Washington National Cathedral offered an especially beautiful option for Holy Week meditation with a streamed performance of François Couperin’s Trois Leçons de Ténèbres on Sunday evening.

In the medieval Triduum, the three days leading up to Easter, three Latin readings from the Book of Lamentations featured in the complex office of Matins each day. Couperin composed music for all nine readings between 1713 and 1717 for the nuns of the Royal Abbey of Longchamp. Founded by the saintly sister of King Louis IX, who lived there without taking vows herself, this convent was the domain mostly of women from wealthy aristocratic families.

Only the first three of Couperin’s nine musical settings survive, on the texts sung in the early morning hours of Holy Thursday. It is music that is both austere, for one or two solo women’s voices accompanied by continuo, and elegant, befitting the nature of the religious foundation. Couperin composed the Leçons in an additive way: one reading for each solo voice and the third for the two voices combined. One can only regret the loss of the six lessons that followed.

Laura Choi Stuart’s limpid soprano suited the first lesson ideally, the forays up to high G and A free and effortless, always retaining a pure clarity. With French-accented Latin pronunciation and refined embellishment, she phrased each verse of the reading with plangent tone. The culmination of each lesson, according to ecclesiastical tradition, is the refrain “Jerusalem, convertere ad Dominum,” a plaint sung with sincere yearning by Choi Stuart.

Soprano Elissa Edwards struggled a little in the second lesson, with the first high passage causing some vocal insecurity. Once her voice had warmed up, the piece settled into place with equally lovely effect. Edwards took breaths more often than her colleague, sometimes in awkward places, but her voice had an immediacy that was more affecting than the cooler sound of Choi Stuart. (Sadly, a notification ding was inadvertently recorded during the second verse of Edwards’ lesson.)

The decorous continuo accompaniment, realized by a combination of theorbo, portative organ, and viola da gamba, provided an ideal sonic envelope for the vocalists. Theorbist William Sims and organist Thomas Sheehan took some turns alone, and the variation of musical texture relieved the simplicity of the score in pleasing ways.
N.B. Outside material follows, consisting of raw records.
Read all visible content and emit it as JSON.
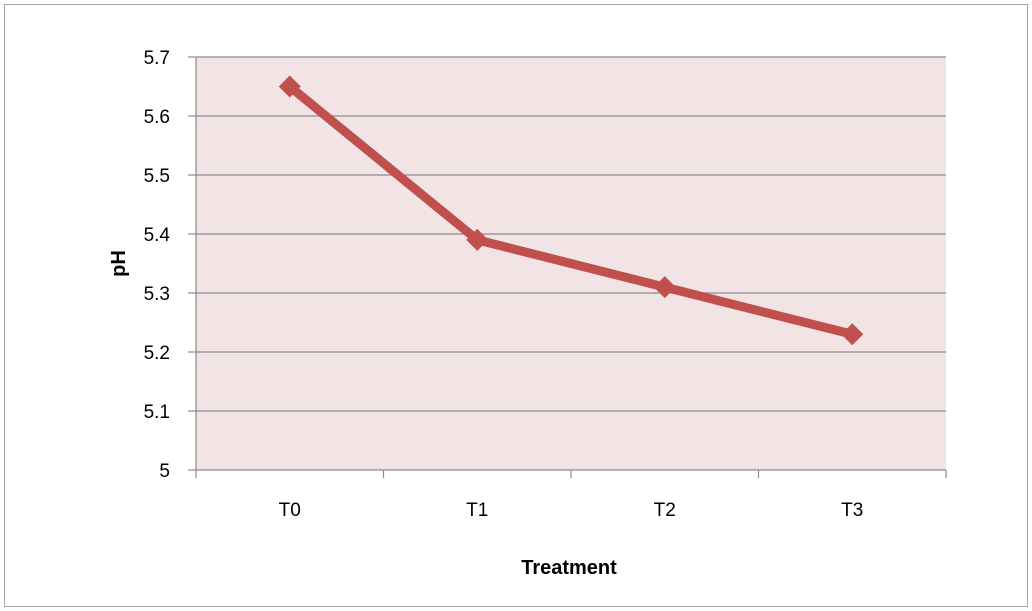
{
  "chart_data": {
    "type": "line",
    "categories": [
      "T0",
      "T1",
      "T2",
      "T3"
    ],
    "series": [
      {
        "values": [
          5.65,
          5.39,
          5.31,
          5.23
        ],
        "color": "#c0504d",
        "marker": "diamond"
      }
    ],
    "xlabel": "Treatment",
    "ylabel": "pH",
    "ylim": [
      5,
      5.7
    ],
    "yticks": [
      "5",
      "5.1",
      "5.2",
      "5.3",
      "5.4",
      "5.5",
      "5.6",
      "5.7"
    ],
    "grid": true,
    "plot_background": "#f2e4e4",
    "gridline_color": "#8c8c8c"
  }
}
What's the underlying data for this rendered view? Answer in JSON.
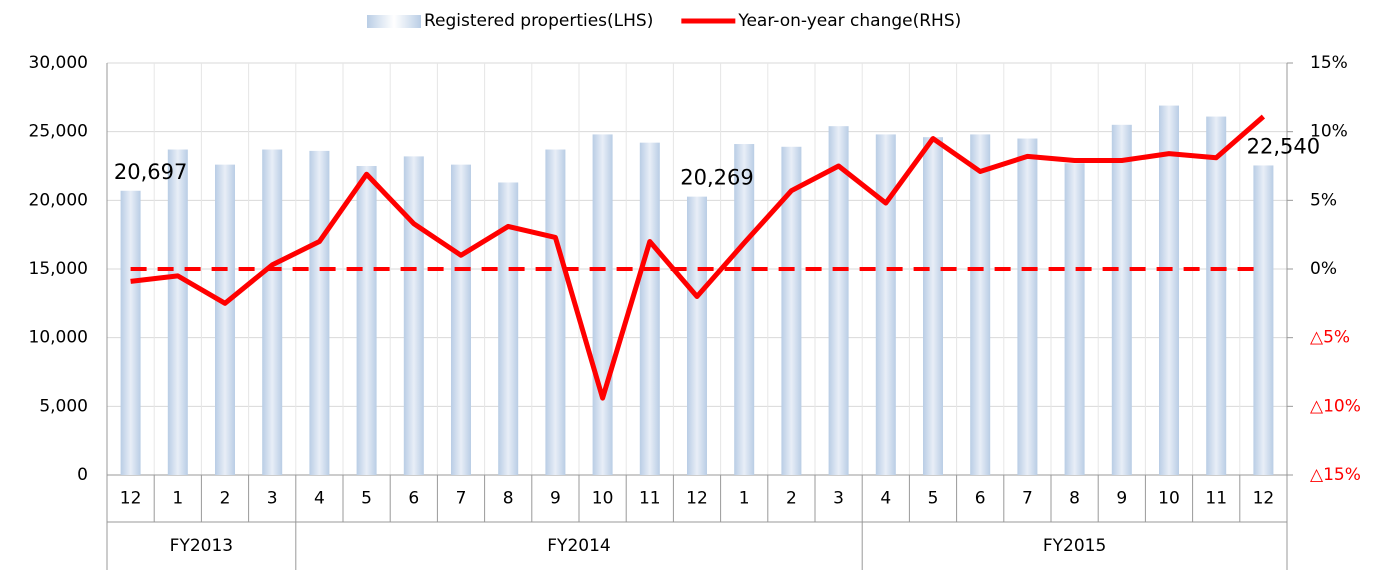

The combined sound with the melodic line of Loren Ludwig on the viola da gamba, an instrument with uncanny vocal qualities itself, was immaculate.

Choi Stuart and Edwards matched beautifully in the third lesson, with the former on the first soprano line. Couperin plays the twin parts off one another, one imitating the other. At times both overlapped in poignant suspensions, one voice nestling against the other in a slashing dissonance, and then resolved tenderly with parallel trills.

Couperin, like many composers, created the most striking musical miniatures for the Hebrew letters that begin each verse in the Vulgate. The Hebrew text of the Book of Lamentations is an abecedarius, an alphabetical acrostic poem, in which each of the 22 verses in the first four chapters begins with one of the 22 letters of the Hebrew alphabet in order. When the text was translated into Greek and Latin the acrostic structure had to be abandoned, but the Hebrew letters remained in written-out form (aleph, beth, and so on).

Beginning with versions of these Holy Week lessons in Gregorian chant, these Hebrew letters inspired flights of melodic fancy throughout music history. The rest of the words provide the lesson, the lament over the destruction of Jerusalem by the prophet Jeremiah, likened in Holy Week to the death of Christ on the cross. Yet as shown again in this performance, ineffable emotion comes through the mysterious letters of the ancient language that Christ himself knew.